KER: cytryna w spocie Seth & Riley’s Garage myląca, bo nie ma jej w tym napoju (wideo)
Spot napoju piwnego Seth & Riley’s Garage produkowanego przez Carlsberg Polska wprowadza w błąd, bo pokazano w nim m.in. cytrynę, której w nim nie ma - orzekła Komisja Etyki Reklamy.
Komisja Etyki Reklamy zajmowała się skargą na telewizyjną reklamę marki Seth & Riley’s Garage produkowanej przez Carlsberg Polska. Pokazano w niej dwóch młodych mężczyzn na leżakach siedzących przed garażem. Przed nimi mężczyzna przebrany za butelkę oraz kobieta przebrana za cytrynę biegną w swoim kierunku.

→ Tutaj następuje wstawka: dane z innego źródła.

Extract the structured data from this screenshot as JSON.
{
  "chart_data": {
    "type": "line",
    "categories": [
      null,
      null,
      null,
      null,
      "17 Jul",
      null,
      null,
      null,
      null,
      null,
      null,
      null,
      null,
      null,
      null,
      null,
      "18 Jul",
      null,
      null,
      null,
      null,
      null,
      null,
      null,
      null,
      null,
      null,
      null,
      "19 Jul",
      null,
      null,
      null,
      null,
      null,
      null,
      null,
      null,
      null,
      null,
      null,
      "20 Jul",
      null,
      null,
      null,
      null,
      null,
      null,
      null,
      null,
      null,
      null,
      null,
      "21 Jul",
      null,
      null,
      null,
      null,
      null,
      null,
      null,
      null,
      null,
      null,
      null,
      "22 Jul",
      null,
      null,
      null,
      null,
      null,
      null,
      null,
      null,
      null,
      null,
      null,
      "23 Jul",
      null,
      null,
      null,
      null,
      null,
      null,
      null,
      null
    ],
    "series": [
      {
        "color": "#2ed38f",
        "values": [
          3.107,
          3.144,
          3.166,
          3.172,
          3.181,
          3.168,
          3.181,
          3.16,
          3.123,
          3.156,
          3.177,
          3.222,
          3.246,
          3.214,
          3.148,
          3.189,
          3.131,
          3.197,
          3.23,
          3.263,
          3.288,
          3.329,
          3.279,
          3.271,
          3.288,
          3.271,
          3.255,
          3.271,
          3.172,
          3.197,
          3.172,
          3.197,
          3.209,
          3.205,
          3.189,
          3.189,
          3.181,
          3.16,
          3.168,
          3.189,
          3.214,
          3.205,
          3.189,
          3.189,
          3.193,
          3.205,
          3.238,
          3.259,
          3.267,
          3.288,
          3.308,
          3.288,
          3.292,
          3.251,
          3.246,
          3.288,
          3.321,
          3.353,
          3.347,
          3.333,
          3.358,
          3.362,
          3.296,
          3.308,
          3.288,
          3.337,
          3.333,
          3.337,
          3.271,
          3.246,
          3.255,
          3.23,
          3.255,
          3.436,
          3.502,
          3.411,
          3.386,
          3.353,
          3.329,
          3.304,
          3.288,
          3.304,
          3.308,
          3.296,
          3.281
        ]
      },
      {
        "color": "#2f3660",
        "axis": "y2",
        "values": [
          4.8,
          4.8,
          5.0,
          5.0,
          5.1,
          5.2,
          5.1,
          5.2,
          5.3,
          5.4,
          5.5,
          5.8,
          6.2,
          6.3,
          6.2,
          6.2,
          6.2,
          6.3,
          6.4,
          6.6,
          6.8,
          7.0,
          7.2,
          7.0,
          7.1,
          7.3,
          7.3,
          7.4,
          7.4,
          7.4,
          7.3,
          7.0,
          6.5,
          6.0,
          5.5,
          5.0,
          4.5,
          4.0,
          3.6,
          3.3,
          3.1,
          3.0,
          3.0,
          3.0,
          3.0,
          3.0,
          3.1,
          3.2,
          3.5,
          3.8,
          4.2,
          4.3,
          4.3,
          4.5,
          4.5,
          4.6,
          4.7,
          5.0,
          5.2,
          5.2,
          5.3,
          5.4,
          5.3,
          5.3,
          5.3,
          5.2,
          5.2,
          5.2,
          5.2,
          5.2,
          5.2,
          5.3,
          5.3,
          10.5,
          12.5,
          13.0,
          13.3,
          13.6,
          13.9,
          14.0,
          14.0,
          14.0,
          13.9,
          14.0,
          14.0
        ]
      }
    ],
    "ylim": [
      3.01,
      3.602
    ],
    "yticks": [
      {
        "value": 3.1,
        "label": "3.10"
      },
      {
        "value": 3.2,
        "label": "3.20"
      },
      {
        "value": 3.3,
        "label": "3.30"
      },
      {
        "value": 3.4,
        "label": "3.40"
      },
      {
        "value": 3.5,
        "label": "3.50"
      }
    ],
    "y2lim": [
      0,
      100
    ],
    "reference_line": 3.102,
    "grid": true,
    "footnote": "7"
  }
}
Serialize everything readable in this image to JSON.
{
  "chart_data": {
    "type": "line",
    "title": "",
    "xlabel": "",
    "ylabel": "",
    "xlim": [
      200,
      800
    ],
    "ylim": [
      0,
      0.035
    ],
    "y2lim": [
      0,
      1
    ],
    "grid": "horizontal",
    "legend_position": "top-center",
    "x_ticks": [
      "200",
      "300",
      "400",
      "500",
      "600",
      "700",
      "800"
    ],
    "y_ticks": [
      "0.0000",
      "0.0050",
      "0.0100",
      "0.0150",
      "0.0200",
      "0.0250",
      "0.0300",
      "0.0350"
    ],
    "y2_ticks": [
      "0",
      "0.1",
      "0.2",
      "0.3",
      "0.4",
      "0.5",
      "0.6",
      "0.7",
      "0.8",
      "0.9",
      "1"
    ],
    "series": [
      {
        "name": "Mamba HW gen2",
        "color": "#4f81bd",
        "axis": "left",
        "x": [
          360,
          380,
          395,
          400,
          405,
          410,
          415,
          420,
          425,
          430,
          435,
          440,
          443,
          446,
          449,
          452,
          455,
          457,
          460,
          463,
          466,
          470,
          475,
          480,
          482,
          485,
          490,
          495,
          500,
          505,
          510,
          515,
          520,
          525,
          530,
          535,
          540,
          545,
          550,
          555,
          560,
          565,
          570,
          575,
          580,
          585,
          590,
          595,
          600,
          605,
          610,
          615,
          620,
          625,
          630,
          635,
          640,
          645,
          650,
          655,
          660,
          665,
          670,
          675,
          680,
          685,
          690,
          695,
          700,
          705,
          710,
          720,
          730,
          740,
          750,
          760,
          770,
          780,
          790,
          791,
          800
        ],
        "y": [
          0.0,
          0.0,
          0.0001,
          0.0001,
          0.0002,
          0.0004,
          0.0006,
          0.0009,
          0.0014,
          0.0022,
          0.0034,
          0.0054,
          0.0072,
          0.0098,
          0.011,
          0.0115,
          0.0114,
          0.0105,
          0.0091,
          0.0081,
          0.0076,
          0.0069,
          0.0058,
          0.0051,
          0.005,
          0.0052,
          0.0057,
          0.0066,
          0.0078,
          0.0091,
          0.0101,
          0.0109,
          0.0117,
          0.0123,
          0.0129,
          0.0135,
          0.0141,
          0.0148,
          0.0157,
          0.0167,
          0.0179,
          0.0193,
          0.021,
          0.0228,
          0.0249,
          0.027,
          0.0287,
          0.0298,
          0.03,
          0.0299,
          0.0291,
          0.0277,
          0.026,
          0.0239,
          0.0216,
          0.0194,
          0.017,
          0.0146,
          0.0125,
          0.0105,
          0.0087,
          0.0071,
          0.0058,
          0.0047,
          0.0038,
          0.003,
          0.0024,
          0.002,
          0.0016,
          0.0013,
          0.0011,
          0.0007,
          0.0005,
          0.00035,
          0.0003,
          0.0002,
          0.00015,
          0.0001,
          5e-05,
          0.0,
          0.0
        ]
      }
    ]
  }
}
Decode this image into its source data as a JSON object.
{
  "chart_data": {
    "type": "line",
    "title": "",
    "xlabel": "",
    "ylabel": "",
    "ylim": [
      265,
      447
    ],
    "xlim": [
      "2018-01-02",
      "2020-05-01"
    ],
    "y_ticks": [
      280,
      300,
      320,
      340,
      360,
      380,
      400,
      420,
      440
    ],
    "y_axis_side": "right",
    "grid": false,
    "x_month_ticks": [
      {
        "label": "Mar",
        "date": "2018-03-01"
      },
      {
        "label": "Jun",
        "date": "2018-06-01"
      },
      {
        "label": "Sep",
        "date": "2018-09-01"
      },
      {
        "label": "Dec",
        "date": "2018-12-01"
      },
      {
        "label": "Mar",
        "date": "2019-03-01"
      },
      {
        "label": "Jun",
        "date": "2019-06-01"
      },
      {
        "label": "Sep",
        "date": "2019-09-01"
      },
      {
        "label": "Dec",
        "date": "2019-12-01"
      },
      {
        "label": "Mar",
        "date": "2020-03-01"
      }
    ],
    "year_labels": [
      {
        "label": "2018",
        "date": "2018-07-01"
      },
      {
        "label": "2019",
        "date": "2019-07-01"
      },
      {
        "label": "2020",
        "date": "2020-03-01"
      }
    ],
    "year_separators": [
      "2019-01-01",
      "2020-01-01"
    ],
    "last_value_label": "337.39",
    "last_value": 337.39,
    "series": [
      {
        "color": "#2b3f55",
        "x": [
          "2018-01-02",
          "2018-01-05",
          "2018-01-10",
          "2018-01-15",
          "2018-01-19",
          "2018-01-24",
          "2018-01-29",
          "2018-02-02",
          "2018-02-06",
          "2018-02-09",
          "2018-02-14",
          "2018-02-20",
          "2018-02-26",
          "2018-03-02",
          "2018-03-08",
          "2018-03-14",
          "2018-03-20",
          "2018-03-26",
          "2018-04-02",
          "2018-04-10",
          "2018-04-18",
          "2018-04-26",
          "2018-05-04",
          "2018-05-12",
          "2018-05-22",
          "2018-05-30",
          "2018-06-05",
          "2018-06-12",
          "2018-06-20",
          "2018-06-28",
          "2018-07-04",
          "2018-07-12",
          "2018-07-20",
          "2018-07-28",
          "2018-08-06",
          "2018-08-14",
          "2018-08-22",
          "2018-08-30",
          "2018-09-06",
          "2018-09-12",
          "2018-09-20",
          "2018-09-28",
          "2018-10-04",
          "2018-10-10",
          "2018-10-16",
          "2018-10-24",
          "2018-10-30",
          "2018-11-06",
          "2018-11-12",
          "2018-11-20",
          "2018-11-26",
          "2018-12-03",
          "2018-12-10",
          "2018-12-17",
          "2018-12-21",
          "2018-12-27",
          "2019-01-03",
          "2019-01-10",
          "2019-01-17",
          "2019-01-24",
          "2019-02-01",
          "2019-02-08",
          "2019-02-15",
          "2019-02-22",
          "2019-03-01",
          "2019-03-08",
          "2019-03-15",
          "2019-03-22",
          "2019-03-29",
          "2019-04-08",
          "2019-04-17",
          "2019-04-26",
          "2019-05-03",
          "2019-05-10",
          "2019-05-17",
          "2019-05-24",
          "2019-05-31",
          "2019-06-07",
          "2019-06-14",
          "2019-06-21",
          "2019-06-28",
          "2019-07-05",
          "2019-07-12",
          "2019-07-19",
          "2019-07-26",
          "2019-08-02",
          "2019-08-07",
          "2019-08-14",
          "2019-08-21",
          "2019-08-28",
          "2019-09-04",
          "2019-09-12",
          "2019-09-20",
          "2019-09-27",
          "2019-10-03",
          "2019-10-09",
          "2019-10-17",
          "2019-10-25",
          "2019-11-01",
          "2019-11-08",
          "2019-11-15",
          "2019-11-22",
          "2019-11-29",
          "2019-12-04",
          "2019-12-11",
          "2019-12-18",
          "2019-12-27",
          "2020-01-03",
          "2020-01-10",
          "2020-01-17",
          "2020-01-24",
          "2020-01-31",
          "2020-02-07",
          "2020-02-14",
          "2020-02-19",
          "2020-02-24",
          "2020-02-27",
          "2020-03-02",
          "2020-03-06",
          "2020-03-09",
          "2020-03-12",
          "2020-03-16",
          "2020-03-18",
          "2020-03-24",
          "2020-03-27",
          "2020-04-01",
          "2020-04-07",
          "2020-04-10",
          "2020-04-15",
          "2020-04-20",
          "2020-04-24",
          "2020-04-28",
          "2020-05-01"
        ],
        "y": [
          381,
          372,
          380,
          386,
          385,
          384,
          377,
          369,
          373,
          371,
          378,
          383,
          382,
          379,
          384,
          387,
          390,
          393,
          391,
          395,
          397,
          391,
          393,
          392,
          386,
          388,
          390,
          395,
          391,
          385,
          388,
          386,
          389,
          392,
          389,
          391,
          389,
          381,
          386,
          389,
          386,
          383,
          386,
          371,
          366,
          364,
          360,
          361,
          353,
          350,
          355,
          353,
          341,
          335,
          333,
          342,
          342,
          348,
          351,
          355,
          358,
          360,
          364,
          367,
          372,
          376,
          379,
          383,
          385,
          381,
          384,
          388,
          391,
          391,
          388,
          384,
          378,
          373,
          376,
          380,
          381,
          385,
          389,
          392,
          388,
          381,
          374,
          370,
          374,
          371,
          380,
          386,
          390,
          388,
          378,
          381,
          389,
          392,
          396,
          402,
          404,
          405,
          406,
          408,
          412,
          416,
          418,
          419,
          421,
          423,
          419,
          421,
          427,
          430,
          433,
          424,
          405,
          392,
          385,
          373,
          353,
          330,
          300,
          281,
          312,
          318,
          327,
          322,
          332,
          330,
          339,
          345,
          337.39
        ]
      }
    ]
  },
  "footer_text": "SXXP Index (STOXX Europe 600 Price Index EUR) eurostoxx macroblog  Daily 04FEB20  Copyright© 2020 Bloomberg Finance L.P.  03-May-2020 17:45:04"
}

Następnie pojawia się opis reklamowanego produktu. Autor skargi zwrócił uwagę, że w spocie padają słowa 'piwo z wyciśniętą cytryną' oraz piktogram imitujący skład, który wymienia również cytrynę jako owoc. Jednak w składzie tego produktu w ogóle nie ma żadnej cytryny, a są sztuczny kwasek cytrynowy i aromaty.
„W efekcie uważam to za jawną próbę wprowadzenia konsumenta w błąd. Jeśli chodzi o smak (okropnie słodkie, nie kwaśne) oraz naturalność pochodzenia składników. Podkreślam, że nie pada tam stwierdzenie 'o smaku cytryny' a jawna implikacja, że owoc jest składnikiem produktu" - napisano w skardze.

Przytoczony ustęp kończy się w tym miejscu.